Improved antilipolytic effect in adipose tissue via SGLT2i attenuates weight loss in T2D patients
Progressive lipolysis may be reduced via the improved antilipolytic effect in adipose tissue, which leads to a reduction in future weight loss caused by sodium-glucose cotransporter 2 inhibitors (SGLT2is) in patients with type 2 diabetes (T2D), suggests a recent study.
The authors analysed data from 774 patients with T2D (mean age, 58.5 years; glycosylated haemoglobin, 8.1 percent; body mass index, 25.6 kg/m2; estimated glomerular filtration rate, 83.9 mL/min/1.73m2; 66 percent men).

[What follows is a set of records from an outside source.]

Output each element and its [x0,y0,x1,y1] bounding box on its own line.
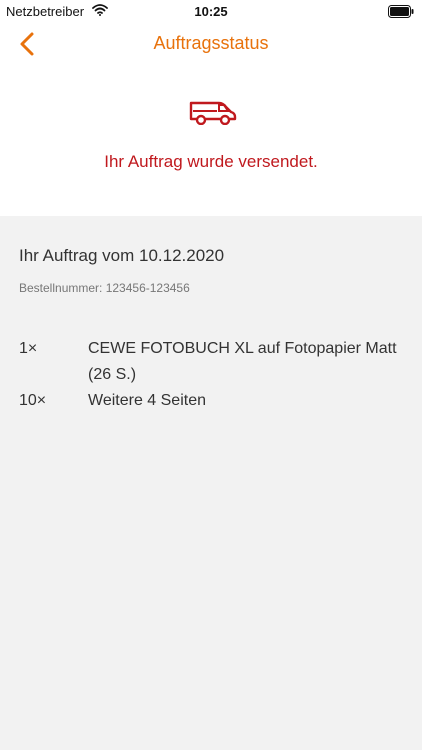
status-bar: Netzbetreiber 10:25 [0,0,422,24]
order-item: 10× Weitere 4 Seiten [19,388,409,414]
item-quantity: 10× [19,392,47,409]
item-name: CEWE FOTOBUCH XL auf Fotopapier Matt (26… [88,340,397,383]
order-heading: Ihr Auftrag vom 10.12.2020 [19,246,225,265]
home-indicator [0,736,422,750]
status-header: Netzbetreiber 10:25 Auftragsstatus Ihr A… [0,0,422,216]
status-time: 10:25 [194,4,228,19]
order-item: 1× CEWE FOTOBUCH XL auf Fotopapier Matt … [19,336,409,388]
battery-icon [388,5,414,18]
delivery-van-icon [189,101,237,125]
order-items-list: 1× CEWE FOTOBUCH XL auf Fotopapier Matt … [19,336,409,414]
item-quantity: 1× [19,340,38,357]
order-number: Bestellnummer: 123456-123456 [19,281,190,295]
page-title: Auftragsstatus [153,33,269,53]
navigation-bar: Auftragsstatus [0,24,422,64]
shipping-status-message: Ihr Auftrag wurde versendet. [104,152,318,171]
item-name: Weitere 4 Seiten [88,392,206,409]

After decreasing significantly, weight loss plateaued between weeks 24 and 52. There was a significant decrease in fasting insulin levels from baseline to week 24, and this was maintained until week 52. Levels of fasting free fatty acids significantly increased and peaked at week 24 before decreasing at weeks 24–52.
Furthermore, levels of adipose tissue insulin resistance (Adipo-IR) decreased progressively all the way through week 52 (–3.6 and −6.2 mmol/L·pmol/L at weeks 24 and 52, respectively; p<0.001 for baseline vs weeks 24 and 52 and week 24 vs week 52). Higher baseline levels of Adipo-IR showed an independent association with greater weight loss at week 52.
This study sought to determine the mechanism of the attenuated weight loss during long-term treatment with an SGLT2i, tofogliflozin, focusing on the antilipolytic effect of insulin on adipose tissue. The authors conducted an integrated analysis using data from two phase III studies of 52 weeks of tofogliflozin administration.
Adipo-IR, calculated from the product of the levels of fasting insulin and fasting free fatty acids, was used to assess the antilipolytic effect.